With his children at war and the future of the empire in doubt, Rupert Murdoch even brought in a family therapist to counsel them.

"I think there's going to be a lot of heartbreak and hardship with this," Anna Murdoch said of the looming succession battle that would pit her children against each other. 

"There's been such a lot of pressure that they needn't have had."

The prodigal son returns to rule

In the years after the phone-hacking scandal nearly demolished his empire, Rupert Murdoch built himself a new life. 

He broke up with Wendi Murdoch, and found love with Jerry Hall.

The hopeless romantic married for the fourth time. 

Lachlan and Rupert Murdoch both wear navy suits
Rupert Murdoch remarried in 2016, with his sons Lachlan and James by his side. (Reuters: Peter Nicholls)

And he did the one thing he vowed never to do: He sold a huge part of his sprawling business. 

While he kept a few papers and Fox News for himself, almost all of the rest of his legacy went to Disney for $92 billion. 

His six children received $2 billion each. 

But while they were equal in reaping the family spoils, the issue of succession still loomed. 

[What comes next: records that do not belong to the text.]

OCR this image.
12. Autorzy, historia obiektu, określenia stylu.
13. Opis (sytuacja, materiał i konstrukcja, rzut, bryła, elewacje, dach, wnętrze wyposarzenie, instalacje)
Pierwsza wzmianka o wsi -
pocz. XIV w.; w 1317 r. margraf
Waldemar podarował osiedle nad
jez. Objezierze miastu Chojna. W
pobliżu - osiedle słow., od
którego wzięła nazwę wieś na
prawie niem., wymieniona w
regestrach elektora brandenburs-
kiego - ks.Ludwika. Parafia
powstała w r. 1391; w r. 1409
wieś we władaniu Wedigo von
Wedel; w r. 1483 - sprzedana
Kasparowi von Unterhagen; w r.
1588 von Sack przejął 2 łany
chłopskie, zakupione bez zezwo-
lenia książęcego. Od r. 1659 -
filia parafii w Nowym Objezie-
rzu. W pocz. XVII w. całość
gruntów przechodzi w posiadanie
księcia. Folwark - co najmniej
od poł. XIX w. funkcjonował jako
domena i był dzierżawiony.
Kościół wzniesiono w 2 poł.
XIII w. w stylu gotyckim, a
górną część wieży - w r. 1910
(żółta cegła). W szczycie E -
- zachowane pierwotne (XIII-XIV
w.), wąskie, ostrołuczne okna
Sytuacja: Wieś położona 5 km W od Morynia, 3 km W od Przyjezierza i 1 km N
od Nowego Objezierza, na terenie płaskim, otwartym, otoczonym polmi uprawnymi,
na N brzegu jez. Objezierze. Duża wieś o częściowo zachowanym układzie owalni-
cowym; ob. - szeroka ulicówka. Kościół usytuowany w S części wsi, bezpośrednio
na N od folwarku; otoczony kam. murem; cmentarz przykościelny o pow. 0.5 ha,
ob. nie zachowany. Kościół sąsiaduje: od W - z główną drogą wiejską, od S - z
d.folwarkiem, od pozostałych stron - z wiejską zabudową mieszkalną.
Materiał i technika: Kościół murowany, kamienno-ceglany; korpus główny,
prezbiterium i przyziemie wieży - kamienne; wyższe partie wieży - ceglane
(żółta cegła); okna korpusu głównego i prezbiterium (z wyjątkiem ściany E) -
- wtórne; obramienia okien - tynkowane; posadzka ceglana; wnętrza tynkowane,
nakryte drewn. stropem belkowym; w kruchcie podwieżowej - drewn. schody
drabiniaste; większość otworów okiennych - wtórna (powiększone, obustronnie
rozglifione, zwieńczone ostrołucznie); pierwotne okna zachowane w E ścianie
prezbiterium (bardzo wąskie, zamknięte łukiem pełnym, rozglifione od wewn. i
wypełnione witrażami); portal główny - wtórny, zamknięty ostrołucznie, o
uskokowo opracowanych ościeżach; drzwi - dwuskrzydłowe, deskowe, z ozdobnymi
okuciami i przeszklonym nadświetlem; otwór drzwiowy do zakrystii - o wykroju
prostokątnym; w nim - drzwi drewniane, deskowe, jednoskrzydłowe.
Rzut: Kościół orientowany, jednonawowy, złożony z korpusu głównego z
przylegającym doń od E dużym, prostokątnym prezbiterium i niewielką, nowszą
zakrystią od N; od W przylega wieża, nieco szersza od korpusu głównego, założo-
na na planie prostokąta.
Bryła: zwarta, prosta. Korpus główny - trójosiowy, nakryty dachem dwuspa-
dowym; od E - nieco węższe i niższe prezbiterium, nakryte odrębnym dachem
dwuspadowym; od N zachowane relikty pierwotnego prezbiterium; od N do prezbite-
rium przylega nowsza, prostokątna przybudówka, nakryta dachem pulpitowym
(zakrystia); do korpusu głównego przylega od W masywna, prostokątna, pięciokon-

For a while, it appeared that James might emerge from the ashes of the phone-hacking scandal and continue being groomed as heir apparent. 

But after the Disney deal went through, he abruptly quit. 

"My resignation is due to disagreements over certain editorial content published by the company's news outlets and certain other strategic decisions," he said, in reference to Fox News. 

But after decades in Australia, the prodigal son returned. 

Lachlan became CEO of Fox and co-chairman of News Corp, with many media analysts presuming he was right back where he started: Next in line. 

And with Thursday's announcement, that prediction was confirmed.

With Rupert stepping down from his roles as Chair of Fox Corporation and News Corp, Lachlan was crowned.

But the four Murdoch children still have a chessboard of options before them. 

Their votes in the family trust are equal. The siblings will have to form alliances if they disagree over the future of the family business. 

Whether the empire can survive without its emperor remains to be seen. 

As Lachlan admitted in 2005: "There'll never be another Rupert Murdoch."